Mit der Initiative „Jedem Kind ein Instrument“ existieren in Deutschland inzwischen ähnliche Ansätze. Und auch im Land Brandenburg startet jetzt ein musikpädagogisches Projekt, von dem vor allem Kinder aus sozial benachteiligten Familien profitieren sollen.

„Klasse! Musik“ heißt das im Herbst beginnende Schulprogramm, das Bildungsminister Holger Rupprecht und der Vorsitzende des Landesmusikschulverbandes (LVdM), Hinrich Enderlein, gestern der Öffentlichkeit vorstellten.

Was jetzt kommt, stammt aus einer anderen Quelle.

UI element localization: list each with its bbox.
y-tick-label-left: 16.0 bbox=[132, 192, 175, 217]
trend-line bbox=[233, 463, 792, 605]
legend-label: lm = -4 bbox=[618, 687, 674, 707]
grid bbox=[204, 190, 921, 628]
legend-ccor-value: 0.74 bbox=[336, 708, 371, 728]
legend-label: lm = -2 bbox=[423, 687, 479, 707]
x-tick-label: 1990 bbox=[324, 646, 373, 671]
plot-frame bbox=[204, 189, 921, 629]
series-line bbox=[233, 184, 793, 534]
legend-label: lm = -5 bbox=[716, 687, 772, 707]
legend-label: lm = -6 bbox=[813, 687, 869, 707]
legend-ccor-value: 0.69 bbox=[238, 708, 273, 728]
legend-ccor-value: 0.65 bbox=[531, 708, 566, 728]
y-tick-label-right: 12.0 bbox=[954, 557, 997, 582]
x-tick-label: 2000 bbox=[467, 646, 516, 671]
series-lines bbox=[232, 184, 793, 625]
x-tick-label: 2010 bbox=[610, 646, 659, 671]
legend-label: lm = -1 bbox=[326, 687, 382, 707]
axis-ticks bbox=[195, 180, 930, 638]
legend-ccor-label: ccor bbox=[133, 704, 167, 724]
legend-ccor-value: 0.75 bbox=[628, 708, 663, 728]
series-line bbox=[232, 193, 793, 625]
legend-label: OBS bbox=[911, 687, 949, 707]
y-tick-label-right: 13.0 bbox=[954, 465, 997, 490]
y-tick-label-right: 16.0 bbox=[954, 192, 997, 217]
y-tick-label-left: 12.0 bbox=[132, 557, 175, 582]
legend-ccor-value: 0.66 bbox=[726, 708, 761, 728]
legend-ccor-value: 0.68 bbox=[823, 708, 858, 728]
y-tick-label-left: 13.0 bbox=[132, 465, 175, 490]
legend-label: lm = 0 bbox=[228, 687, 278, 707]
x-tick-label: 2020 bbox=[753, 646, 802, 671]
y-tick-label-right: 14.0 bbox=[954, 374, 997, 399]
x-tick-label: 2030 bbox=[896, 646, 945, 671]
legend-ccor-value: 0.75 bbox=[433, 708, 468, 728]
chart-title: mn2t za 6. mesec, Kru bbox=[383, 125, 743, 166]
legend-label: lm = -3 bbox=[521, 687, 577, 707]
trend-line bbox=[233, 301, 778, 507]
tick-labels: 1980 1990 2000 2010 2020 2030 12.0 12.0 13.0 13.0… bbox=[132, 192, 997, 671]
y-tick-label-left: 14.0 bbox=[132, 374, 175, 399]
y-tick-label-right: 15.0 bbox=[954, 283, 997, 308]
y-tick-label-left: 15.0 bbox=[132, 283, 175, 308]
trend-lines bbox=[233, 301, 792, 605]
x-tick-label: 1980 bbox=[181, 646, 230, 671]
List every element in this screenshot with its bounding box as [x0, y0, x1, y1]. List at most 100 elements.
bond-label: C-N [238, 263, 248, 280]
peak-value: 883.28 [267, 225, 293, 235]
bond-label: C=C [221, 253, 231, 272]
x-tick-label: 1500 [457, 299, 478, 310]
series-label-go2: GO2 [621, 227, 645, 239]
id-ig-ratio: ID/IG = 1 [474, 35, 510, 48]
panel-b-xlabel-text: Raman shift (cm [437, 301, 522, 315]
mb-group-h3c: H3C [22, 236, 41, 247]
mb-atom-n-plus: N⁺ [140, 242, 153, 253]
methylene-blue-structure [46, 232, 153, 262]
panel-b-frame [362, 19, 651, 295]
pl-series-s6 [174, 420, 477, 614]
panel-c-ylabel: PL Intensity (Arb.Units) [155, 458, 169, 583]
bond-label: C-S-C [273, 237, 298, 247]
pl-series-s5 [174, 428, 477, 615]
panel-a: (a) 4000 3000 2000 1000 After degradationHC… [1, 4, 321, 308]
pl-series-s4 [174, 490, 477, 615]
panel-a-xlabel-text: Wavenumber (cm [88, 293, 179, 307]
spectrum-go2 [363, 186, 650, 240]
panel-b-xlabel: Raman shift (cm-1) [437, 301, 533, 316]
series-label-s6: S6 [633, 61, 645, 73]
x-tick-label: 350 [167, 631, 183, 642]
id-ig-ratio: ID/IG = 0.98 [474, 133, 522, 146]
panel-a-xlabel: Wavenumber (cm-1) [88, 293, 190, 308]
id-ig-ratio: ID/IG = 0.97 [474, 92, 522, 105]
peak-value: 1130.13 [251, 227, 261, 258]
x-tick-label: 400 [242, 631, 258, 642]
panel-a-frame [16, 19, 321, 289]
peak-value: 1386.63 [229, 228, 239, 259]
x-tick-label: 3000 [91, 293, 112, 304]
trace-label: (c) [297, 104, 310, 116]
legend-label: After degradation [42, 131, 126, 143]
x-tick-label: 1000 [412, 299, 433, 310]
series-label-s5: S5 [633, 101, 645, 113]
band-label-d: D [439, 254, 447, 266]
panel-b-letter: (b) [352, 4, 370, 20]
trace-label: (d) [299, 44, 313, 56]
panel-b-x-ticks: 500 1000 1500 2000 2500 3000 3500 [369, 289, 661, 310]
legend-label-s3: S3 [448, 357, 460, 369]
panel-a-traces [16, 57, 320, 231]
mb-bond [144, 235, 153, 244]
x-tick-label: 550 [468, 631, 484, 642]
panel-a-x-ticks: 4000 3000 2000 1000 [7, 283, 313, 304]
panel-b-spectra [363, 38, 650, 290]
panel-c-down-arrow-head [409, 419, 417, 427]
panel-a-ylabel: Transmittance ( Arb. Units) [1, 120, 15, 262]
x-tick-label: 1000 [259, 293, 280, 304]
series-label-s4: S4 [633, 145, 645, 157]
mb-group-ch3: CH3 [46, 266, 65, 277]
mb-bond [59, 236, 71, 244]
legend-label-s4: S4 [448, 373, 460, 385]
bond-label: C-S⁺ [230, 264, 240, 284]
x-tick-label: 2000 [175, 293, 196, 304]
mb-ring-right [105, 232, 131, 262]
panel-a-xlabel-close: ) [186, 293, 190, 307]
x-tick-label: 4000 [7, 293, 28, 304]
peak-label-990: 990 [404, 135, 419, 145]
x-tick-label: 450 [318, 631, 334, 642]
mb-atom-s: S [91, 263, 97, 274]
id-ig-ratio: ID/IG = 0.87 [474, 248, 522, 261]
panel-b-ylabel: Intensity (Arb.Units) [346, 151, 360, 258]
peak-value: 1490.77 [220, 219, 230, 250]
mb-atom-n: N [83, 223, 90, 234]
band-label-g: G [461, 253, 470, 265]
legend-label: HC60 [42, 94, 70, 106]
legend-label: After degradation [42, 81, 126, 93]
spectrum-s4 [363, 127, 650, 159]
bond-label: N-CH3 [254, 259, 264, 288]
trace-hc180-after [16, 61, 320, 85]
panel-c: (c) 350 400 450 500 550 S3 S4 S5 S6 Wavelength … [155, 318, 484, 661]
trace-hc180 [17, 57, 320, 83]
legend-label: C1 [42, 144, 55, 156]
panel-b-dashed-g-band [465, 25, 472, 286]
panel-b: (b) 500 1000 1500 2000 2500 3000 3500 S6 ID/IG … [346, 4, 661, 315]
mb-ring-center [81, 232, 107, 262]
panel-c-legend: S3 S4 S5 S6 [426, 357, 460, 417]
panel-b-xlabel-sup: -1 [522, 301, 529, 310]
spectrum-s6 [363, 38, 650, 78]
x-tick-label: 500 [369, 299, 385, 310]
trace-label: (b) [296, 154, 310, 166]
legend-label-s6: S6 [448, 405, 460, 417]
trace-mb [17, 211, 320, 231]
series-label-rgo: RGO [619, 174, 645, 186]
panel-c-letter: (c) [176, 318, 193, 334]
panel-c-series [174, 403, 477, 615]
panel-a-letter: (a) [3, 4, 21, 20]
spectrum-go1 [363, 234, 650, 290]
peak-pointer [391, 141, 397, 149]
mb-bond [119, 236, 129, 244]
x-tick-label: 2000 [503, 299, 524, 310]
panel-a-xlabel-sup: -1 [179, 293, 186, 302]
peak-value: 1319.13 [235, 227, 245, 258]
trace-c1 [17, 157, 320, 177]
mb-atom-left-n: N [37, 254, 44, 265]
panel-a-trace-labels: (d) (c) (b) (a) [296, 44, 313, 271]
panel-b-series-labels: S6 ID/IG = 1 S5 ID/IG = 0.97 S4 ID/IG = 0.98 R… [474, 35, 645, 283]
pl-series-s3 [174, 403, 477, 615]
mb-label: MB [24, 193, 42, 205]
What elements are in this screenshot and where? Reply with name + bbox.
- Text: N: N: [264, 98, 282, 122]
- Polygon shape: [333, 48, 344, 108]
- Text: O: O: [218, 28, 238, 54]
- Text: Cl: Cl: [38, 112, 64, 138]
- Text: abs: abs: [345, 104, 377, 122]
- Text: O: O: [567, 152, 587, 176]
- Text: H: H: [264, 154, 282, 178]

Landesweit können zunächst dreißig Grundschulen spezielle Musikklassen einrichten, in denen die Schüler Instrumente spielen lernen, um miteinander zu musizieren. Drei Stunden pro Woche sollen die Klassen im Tandem von je einem Musikpädagogen und einem Musikschullehrer unterrichtet werden. Andere Fächer fallen dadurch nicht weg. Vielmehr kommt zum regulären Unterricht eine Musikstunde in der sogenannten Fachneigungsdifferenzierung hinzu. Eine weitere Stunde am Nachmittag in einer Arbeitsgemeinschaft dient dem Ensemblespiel.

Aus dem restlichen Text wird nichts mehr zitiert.